A limited number of awards will be available in the amount of at least $2000 each.

These awards are made possible by an endowment established by the late Mr. Charles O. McGaughey, a 1939 graduate of Purdue University. Mr. McGaughey designated the award to honor Purdue undergraduates who show leadership abilities and “appreciation for basic American values.”

Applicants must:

1. Be an undergraduate student currently registered at the West Lafayette campus of Purdue University who will have completed at least two years of undergraduate studies as a full-fee student (i.e., full-time student) by the end of the spring semester 2020;
2. Have at least a 3.0 overall GPA;
3. Have demonstrated leadership abilities and appreciation of basic American values as evidenced by a record of achievement through community service and service to the university;
4. Demonstrate an appreciation for the values of liberty and the democratic form of government and an appreciation of the importance of respect for others and for the diversity of the United States of America;
5. Have no evidence of addiction to drugs or alcohol;
5. Have no criminal record;  

APPLICATION DEADLINE

Submit the application on line no later than January 15, 2020 by 5:00 pm (Late applications will not be considered. Incomplete applications will not be considered)

Previous McGaughey Leadership Award recipients are not eligible.

Please note: Preference will be given to applicants whose majors are in the College of Liberal Arts, College of Science, and School of Management. However, applicants from all colleges will be considered.

To complete the application student must submit:

  • A list of their significant leadership activities, including a brief description of what was achieved as a result of their leadership
  • An essay reflecting on their college experience providing information about their development as a leader

Students should refer to the application for full details about what is required.

Contact Harry Brown hebrown@purdue.edu if you have any questions about the Class of 1937 Scholarship or the Charles O. McGaughey Leadership Award.

Classes

ABE 591: Machine Learning & High-Performance Computing for Digital Ag & Biological Engineering; Part 1: Algorithms, resilient data lakes, & analytics at the edge

Dr. Somali Chaterji (Assistant Professor, Department of Ag and Biological Engineering, Purdue University) will be offering a one-credit data science & data engineering course for non-computer science majors titled: ABE 591: “Machine Learning & High-Performance Computing for Digital Ag & Biological Engineering; Part 1: Algorithms, resilient data lakes, & analytics at the edge”.
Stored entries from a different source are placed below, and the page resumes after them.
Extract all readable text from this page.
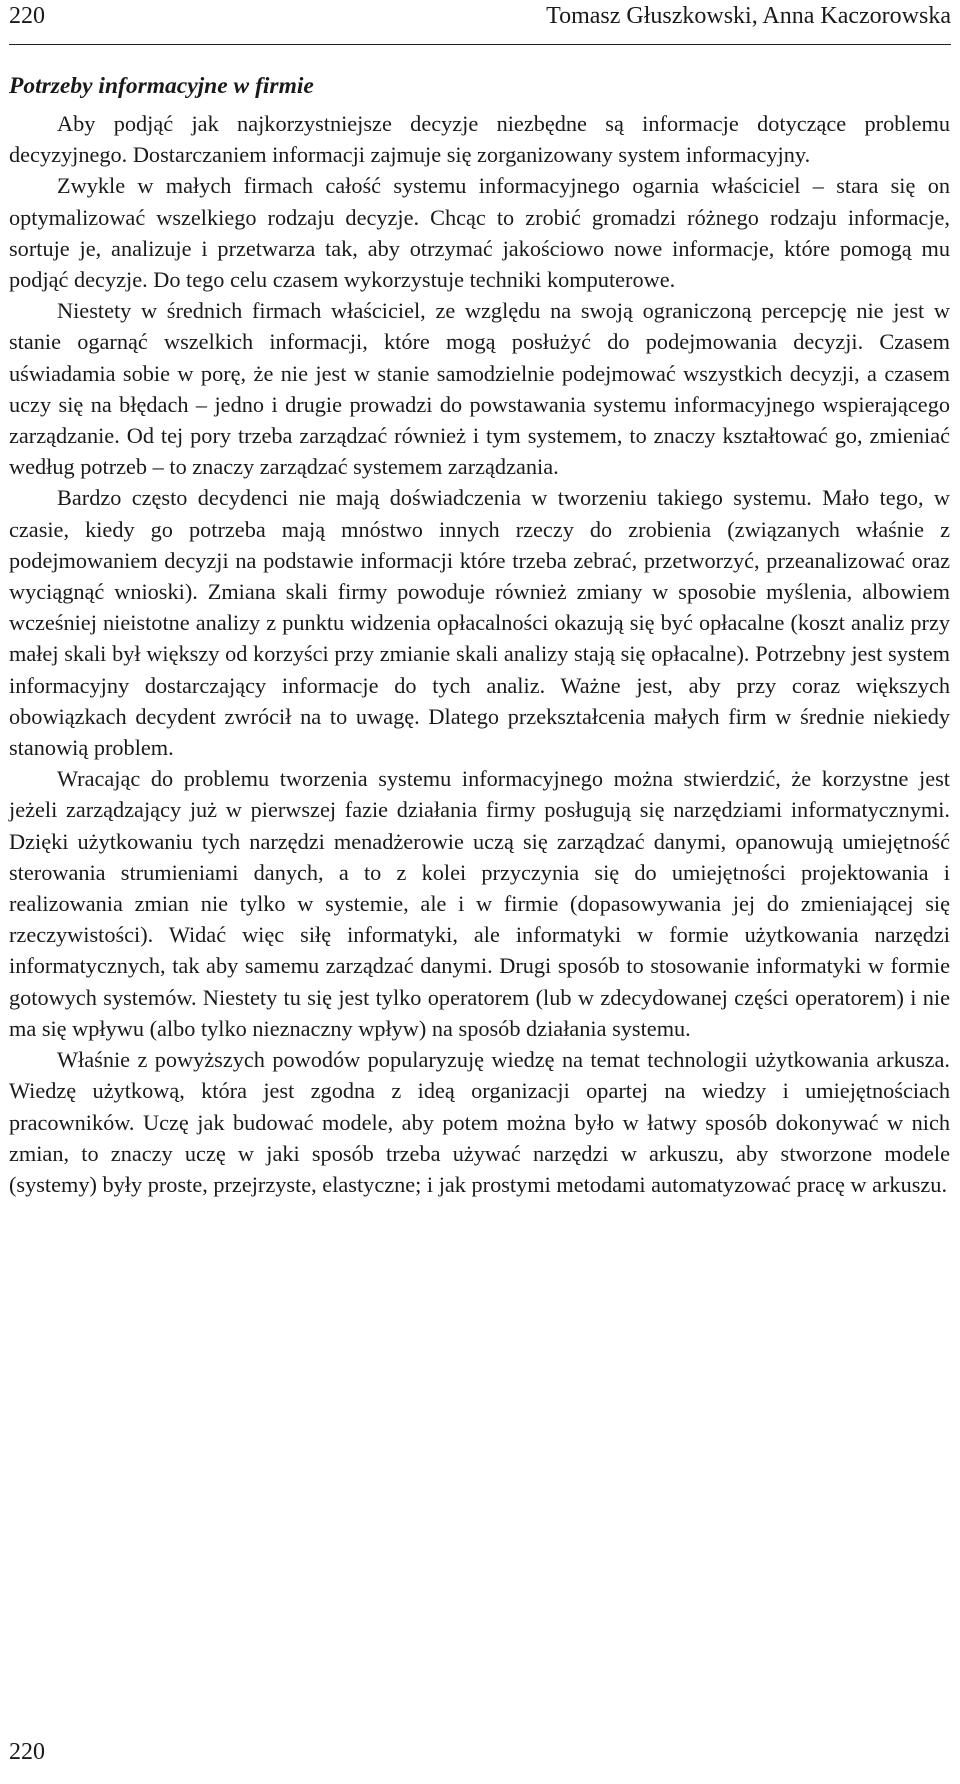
220	Tomasz Głuszkowski, Anna Kaczorowska
Potrzeby informacyjne w firmie

Aby podjąć jak najkorzystniejsze decyzje niezbędne są informacje dotyczące problemu decyzyjnego. Dostarczaniem informacji zajmuje się zorganizowany system informacyjny.

Zwykle w małych firmach całość systemu informacyjnego ogarnia właściciel – stara się on optymalizować wszelkiego rodzaju decyzje. Chcąc to zrobić gromadzi różnego rodzaju informacje, sortuje je, analizuje i przetwarza tak, aby otrzymać jakościowo nowe informacje, które pomogą mu podjąć decyzje. Do tego celu czasem wykorzystuje techniki komputerowe.

Niestety w średnich firmach właściciel, ze względu na swoją ograniczoną percepcję nie jest w stanie ogarnąć wszelkich informacji, które mogą posłużyć do podejmowania decyzji. Czasem uświadamia sobie w porę, że nie jest w stanie samodzielnie podejmować wszystkich decyzji, a czasem uczy się na błędach – jedno i drugie prowadzi do powstawania systemu informacyjnego wspierającego zarządzanie. Od tej pory trzeba zarządzać również i tym systemem, to znaczy kształtować go, zmieniać według potrzeb – to znaczy zarządzać systemem zarządzania.

Bardzo często decydenci nie mają doświadczenia w tworzeniu takiego systemu. Mało tego, w czasie, kiedy go potrzeba mają mnóstwo innych rzeczy do zrobienia (związanych właśnie z podejmowaniem decyzji na podstawie informacji które trzeba zebrać, przetworzyć, przeanalizować oraz wyciągnąć wnioski). Zmiana skali firmy powoduje również zmiany w sposobie myślenia, albowiem wcześniej nieistotne analizy z punktu widzenia opłacalności okazują się być opłacalne (koszt analiz przy małej skali był większy od korzyści przy zmianie skali analizy stają się opłacalne). Potrzebny jest system informacyjny dostarczający informacje do tych analiz. Ważne jest, aby przy coraz większych obowiązkach decydent zwrócił na to uwagę. Dlatego przekształcenia małych firm w średnie niekiedy stanowią problem.

Wracając do problemu tworzenia systemu informacyjnego można stwierdzić, że korzystne jest jeżeli zarządzający już w pierwszej fazie działania firmy posługują się narzędziami informatycznymi. Dzięki użytkowaniu tych narzędzi menadżerowie uczą się zarządzać danymi, opanowują umiejętność sterowania strumieniami danych, a to z kolei przyczynia się do umiejętności projektowania i realizowania zmian nie tylko w systemie, ale i w firmie (dopasowywania jej do zmieniającej się rzeczywistości). Widać więc siłę informatyki, ale informatyki w formie użytkowania narzędzi informatycznych, tak aby samemu zarządzać danymi. Drugi sposób to stosowanie informatyki w formie gotowych systemów. Niestety tu się jest tylko operatorem (lub w zdecydowanej części operatorem) i nie ma się wpływu (albo tylko nieznaczny wpływ) na sposób działania systemu.

Właśnie z powyższych powodów popularyzuję wiedzę na temat technologii użytkowania arkusza. Wiedzę użytkową, która jest zgodna z ideą organizacji opartej na wiedzy i umiejętnościach pracowników. Uczę jak budować modele, aby potem można było w łatwy sposób dokonywać w nich zmian, to znaczy uczę w jaki sposób trzeba używać narzędzi w arkuszu, aby stworzone modele (systemy) były proste, przejrzyste, elastyczne; i jak prostymi metodami automatyzować pracę w arkuszu.

220
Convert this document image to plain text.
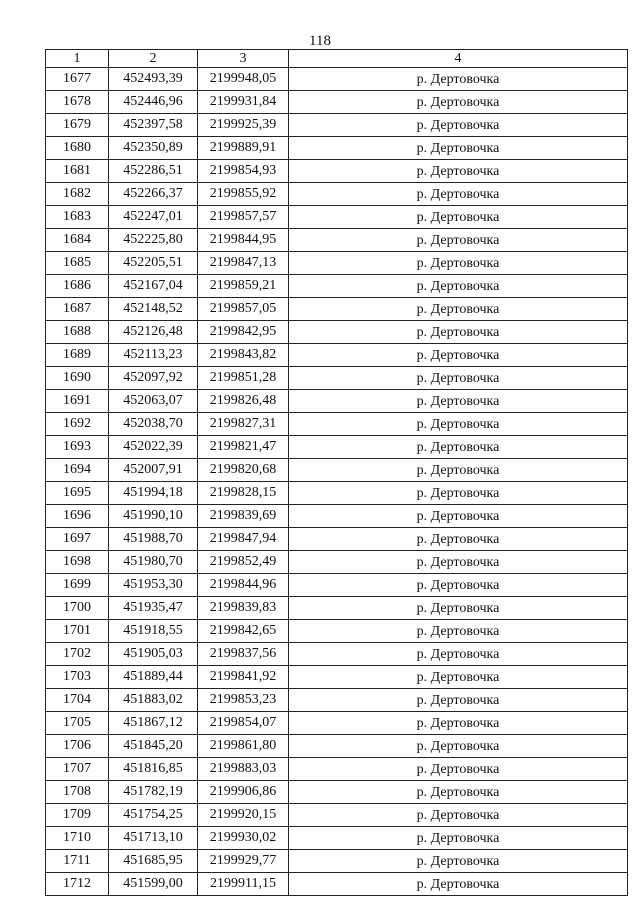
118
1	2	3	4
1677	452493,39	2199948,05	р. Дертовочка
1678	452446,96	2199931,84	р. Дертовочка
1679	452397,58	2199925,39	р. Дертовочка
1680	452350,89	2199889,91	р. Дертовочка
1681	452286,51	2199854,93	р. Дертовочка
1682	452266,37	2199855,92	р. Дертовочка
1683	452247,01	2199857,57	р. Дертовочка
1684	452225,80	2199844,95	р. Дертовочка
1685	452205,51	2199847,13	р. Дертовочка
1686	452167,04	2199859,21	р. Дертовочка
1687	452148,52	2199857,05	р. Дертовочка
1688	452126,48	2199842,95	р. Дертовочка
1689	452113,23	2199843,82	р. Дертовочка
1690	452097,92	2199851,28	р. Дертовочка
1691	452063,07	2199826,48	р. Дертовочка
1692	452038,70	2199827,31	р. Дертовочка
1693	452022,39	2199821,47	р. Дертовочка
1694	452007,91	2199820,68	р. Дертовочка
1695	451994,18	2199828,15	р. Дертовочка
1696	451990,10	2199839,69	р. Дертовочка
1697	451988,70	2199847,94	р. Дертовочка
1698	451980,70	2199852,49	р. Дертовочка
1699	451953,30	2199844,96	р. Дертовочка
1700	451935,47	2199839,83	р. Дертовочка
1701	451918,55	2199842,65	р. Дертовочка
1702	451905,03	2199837,56	р. Дертовочка
1703	451889,44	2199841,92	р. Дертовочка
1704	451883,02	2199853,23	р. Дертовочка
1705	451867,12	2199854,07	р. Дертовочка
1706	451845,20	2199861,80	р. Дертовочка
1707	451816,85	2199883,03	р. Дертовочка
1708	451782,19	2199906,86	р. Дертовочка
1709	451754,25	2199920,15	р. Дертовочка
1710	451713,10	2199930,02	р. Дертовочка
1711	451685,95	2199929,77	р. Дертовочка
1712	451599,00	2199911,15	р. Дертовочка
This course is about data stories, data lakes, and algorithms that will provide the conceptual and foundational bases for machine learning (ML) applied to genomics, digital agriculture, and IoT, to name a few domains. These are some of the domains that are generating terabytes of data, both diverse and available in large volumes. These data sets can be used for “deciphering the rules of life” or to extract actionable information from the ubiquitous IoT sensors. Overall, this course is meant for both advanced undergraduate or graduate students and does not assume any prior knowledge of ML algorithms. This course is part of a Purdue initiative that aims to deliver stackable one-credit courses to create a custom data-science curriculum.

Course webpage: schaterji.io/teaching.html;
Flyer: http://bit.ly/chaterji-data-science;
Tweet: https://twitter.com/SomaliChaterji/status/1190377382265475073?s=20

Offering: Spring 2020 [starting week of Mar 9th, 2020]; 1 lecture/week for 2 hours (Wed evenings). Prerequisite: STAT 30100 OR ABE 20500 OR CHE 32000 OR Graduate Standing; a more advanced statistics course is also acceptable as long as the student has taken the course for credit.

Keywords: High-performance computing (HPC), resilient data lakes, noSQL databases, edge computing, deep learning, reward learning, distributed computing, supercomputers, graphics processing units (GPU).